Journalism "Newseum" opened in Washington D.C.
On April 11 the world’s largest museum for news and journalism – the Newseum in Washington D.C. - opened its doors to the public.
It was designed by Polshek Partnership Architects, who creates signature, iconic buildings. The New York City-based firm is known for a long-standing commitment to cultural, governmental, educational and scientific institutions. Other major Polshek Partnership projects include the Rose Center for Earth and Space at the American Museum of Natural History in New York and the William Jefferson Clinton Presidential Center in Little Rock, Ark. The exterior’s unique architectural features include a 74-foot-high marble engraving of the First Amendment and an immense front wall of glass, which resembles a monitor and should be emblematic for freedom of press and democracy. In the inside there is an atrium with the height of 30 meter, which can be overviewed with glass elevators.

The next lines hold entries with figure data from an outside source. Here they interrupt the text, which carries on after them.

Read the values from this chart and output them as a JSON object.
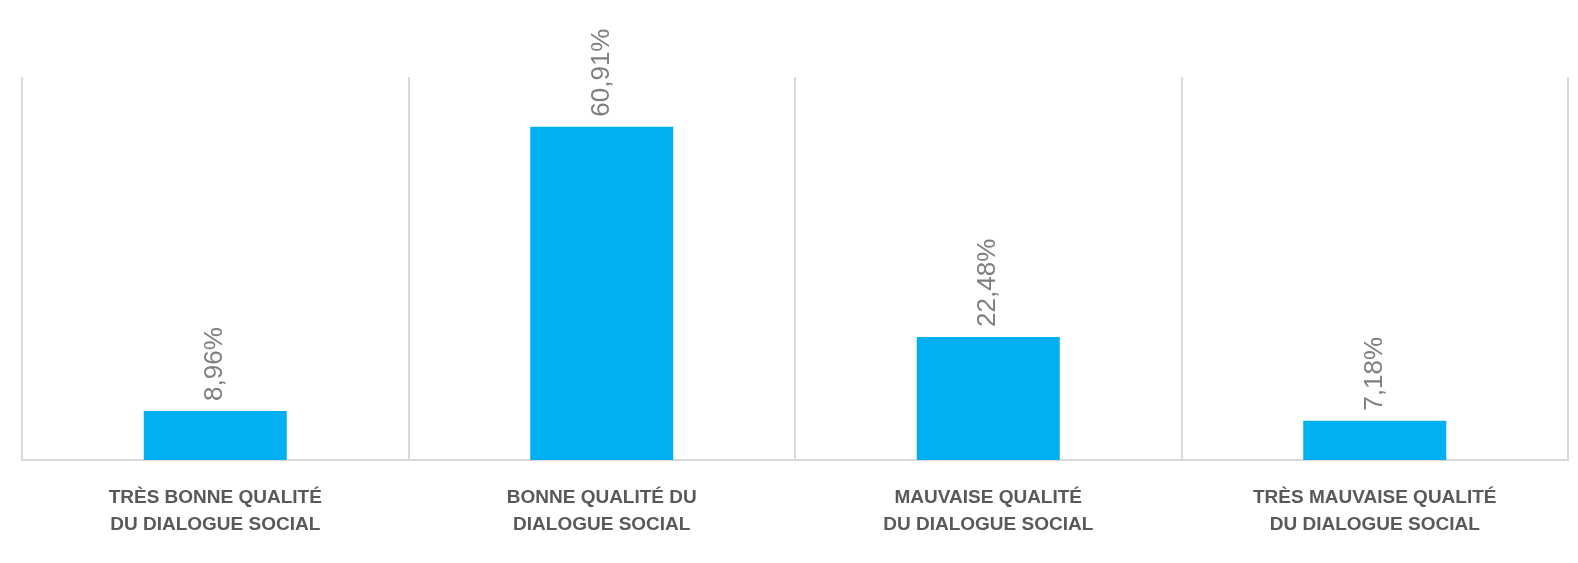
{
  "chart_data": {
    "type": "bar",
    "categories": [
      "TRÈS BONNE QUALITÉ DU DIALOGUE SOCIAL",
      "BONNE QUALITÉ DU DIALOGUE SOCIAL",
      "MAUVAISE QUALITÉ DU DIALOGUE SOCIAL",
      "TRÈS MAUVAISE QUALITÉ DU DIALOGUE SOCIAL"
    ],
    "values": [
      8.96,
      60.91,
      22.48,
      7.18
    ],
    "value_labels": [
      "8,96%",
      "60,91%",
      "22,48%",
      "7,18%"
    ],
    "color": "#00b0f0",
    "grid": "x",
    "legend": false,
    "tick_labels": "x"
  }
}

There are seven levels of galleries and theatres. The Newseum features 14 main exhibition galleries exploring news history, electronic news, photojournalism, world news and how the media have covered major historical events such as the fall of the Berlin Wall and the September 11, 2001, terrorist attacks.
The Newseum offers visitors an experience that blends five centuries of news history with up-to-the-second technology and hands-on exhibits and offers a unique environment that takes museum-goers behind the scenes to experience how and why news is made.